Hak Warga dalam Proyek Tol Semarang-Solo




                 Rury Octaviani

072115

2E/Manajemen

 

Hak Warga dalam Proyek Tol Semarang-Solo

 

Dalam situasi perekonomian bangsa yang sulit sekarang ini, seharusnya pemerintah lebih berhati-hati, khususnya dalam mengeluarkan kebijakan. Sangat disayangkan jika terjadi keresahan di masyarakat justru bersumber dari rencana pembangunan yang dibuat pemerintah, seperti rencana mega proyek tol Semarang-Solo.
Keresahan masyarakat, khususnya warga Jawa Tengah, tidak akan terjadi jika pemerintah melakukan kebijakan pembangunan berdasarkan aturan yang telah disahkan oleh para wakil rakyat, baik yang di pusat maupun di daerah. Seperti dapat kita lihat pada Undang-Undang No 23 Tahun 1997 tentang Pengelolaan Lingkungan Hidup.

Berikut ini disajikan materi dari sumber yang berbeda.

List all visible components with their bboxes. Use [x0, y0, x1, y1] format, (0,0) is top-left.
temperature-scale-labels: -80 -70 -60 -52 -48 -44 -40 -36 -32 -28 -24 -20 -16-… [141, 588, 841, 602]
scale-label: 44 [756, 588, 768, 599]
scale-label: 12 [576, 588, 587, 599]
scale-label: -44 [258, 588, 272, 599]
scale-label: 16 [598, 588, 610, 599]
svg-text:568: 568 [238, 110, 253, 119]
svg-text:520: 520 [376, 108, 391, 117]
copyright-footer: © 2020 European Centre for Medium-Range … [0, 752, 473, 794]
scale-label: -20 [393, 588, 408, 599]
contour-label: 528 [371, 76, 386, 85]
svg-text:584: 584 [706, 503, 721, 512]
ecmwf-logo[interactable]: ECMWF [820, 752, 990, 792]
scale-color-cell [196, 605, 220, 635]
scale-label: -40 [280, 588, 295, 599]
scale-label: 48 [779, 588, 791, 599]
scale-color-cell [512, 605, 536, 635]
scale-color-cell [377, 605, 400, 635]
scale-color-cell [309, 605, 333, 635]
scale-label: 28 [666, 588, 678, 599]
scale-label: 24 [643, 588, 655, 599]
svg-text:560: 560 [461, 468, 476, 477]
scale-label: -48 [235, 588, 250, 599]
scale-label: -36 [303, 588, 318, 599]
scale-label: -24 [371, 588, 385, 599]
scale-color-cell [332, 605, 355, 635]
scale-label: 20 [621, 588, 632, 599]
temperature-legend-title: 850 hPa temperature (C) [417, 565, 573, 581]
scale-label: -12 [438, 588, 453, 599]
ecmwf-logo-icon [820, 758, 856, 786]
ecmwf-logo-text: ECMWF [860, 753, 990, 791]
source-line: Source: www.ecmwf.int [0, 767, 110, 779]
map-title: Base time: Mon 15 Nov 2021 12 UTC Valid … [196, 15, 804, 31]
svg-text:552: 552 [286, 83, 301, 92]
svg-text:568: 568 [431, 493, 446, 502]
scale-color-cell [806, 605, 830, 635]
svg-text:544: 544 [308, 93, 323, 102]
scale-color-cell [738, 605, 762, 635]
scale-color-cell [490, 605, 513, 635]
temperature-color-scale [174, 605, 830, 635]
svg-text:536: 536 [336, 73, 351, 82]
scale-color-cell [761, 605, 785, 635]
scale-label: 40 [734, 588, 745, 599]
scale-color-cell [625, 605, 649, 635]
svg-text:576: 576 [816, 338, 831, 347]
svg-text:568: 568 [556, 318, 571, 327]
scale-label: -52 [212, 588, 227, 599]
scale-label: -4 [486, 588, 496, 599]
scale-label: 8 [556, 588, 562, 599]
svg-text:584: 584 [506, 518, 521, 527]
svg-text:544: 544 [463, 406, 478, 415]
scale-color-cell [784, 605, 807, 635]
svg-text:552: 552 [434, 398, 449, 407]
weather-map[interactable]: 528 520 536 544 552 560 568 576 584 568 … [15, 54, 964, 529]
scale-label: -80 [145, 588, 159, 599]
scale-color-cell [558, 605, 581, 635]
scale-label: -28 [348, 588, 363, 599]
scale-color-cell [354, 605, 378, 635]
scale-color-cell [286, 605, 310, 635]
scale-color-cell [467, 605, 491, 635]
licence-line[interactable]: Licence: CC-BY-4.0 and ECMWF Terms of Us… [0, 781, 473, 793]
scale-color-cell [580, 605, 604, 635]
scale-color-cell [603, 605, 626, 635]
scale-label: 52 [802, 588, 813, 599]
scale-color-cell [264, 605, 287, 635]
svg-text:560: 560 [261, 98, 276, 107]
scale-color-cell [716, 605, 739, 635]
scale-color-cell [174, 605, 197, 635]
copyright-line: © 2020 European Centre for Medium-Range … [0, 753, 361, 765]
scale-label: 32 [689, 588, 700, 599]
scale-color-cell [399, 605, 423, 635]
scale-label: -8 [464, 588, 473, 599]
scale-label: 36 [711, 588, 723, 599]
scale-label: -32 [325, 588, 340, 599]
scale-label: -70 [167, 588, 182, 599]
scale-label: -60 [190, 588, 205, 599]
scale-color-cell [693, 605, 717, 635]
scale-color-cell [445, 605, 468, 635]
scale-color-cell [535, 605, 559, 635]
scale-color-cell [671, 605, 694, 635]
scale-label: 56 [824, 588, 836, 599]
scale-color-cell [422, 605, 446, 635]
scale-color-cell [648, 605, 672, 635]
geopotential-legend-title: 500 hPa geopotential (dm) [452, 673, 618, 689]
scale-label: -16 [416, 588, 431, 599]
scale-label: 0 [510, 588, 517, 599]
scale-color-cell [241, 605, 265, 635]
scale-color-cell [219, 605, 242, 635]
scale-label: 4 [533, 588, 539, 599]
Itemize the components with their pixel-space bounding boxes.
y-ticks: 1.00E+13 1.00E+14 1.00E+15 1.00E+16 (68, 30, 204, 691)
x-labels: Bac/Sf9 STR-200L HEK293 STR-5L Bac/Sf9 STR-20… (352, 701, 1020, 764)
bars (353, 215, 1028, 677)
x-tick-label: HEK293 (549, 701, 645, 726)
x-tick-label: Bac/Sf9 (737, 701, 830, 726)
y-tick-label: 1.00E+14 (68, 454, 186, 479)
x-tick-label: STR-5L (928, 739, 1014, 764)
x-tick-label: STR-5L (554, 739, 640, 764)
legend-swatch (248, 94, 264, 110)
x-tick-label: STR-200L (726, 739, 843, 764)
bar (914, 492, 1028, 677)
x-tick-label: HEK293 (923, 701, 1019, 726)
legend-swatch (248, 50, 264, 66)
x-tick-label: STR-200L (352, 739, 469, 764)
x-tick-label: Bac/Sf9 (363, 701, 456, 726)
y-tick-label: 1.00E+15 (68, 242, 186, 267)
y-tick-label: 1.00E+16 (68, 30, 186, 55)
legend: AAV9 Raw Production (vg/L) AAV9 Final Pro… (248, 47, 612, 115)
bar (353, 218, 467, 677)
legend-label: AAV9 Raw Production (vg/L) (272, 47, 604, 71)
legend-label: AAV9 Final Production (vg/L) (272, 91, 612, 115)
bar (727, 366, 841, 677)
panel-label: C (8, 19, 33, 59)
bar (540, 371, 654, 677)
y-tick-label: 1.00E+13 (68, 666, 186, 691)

Pada bab III tentang Hak, Kewajiban dan Peran Masyarakat, pasal 5 disebutkan: ''Setiap orang mempunyai hak yang sama atas lingkungan hidup yang baik dan sehat dan mempunyai hak atas informasi yang berkaitan dengan peran dalam pengelolaan lingkungan hidup, serta berhak untuk berperan dalam rangka pengelolaan lingkungan hidup sesuai dengan peraturan perundang-undangan yang berlaku.''
Dalam penjelasan atas Undang-Undang Lingkungan Hidup pasal 6 dan 7, tersebut dikatakan hak atas informasi lingkungan hidup merupakan suatu konsekuensi logis dari hak berperan dalam pengelolaan lingkungan hidup yang berlandaskan pada asas keterbukaan. Hak atas informasi lingkungan hidup akan meningkatkan nilai dan efektivitas peran-serta dalam pengelolaan lingkungan hidup, di samping akan membuka peluang bagi masyarakat untuk mengaktualisasikan haknya atas lingkungan hidup yang baik dan sehat.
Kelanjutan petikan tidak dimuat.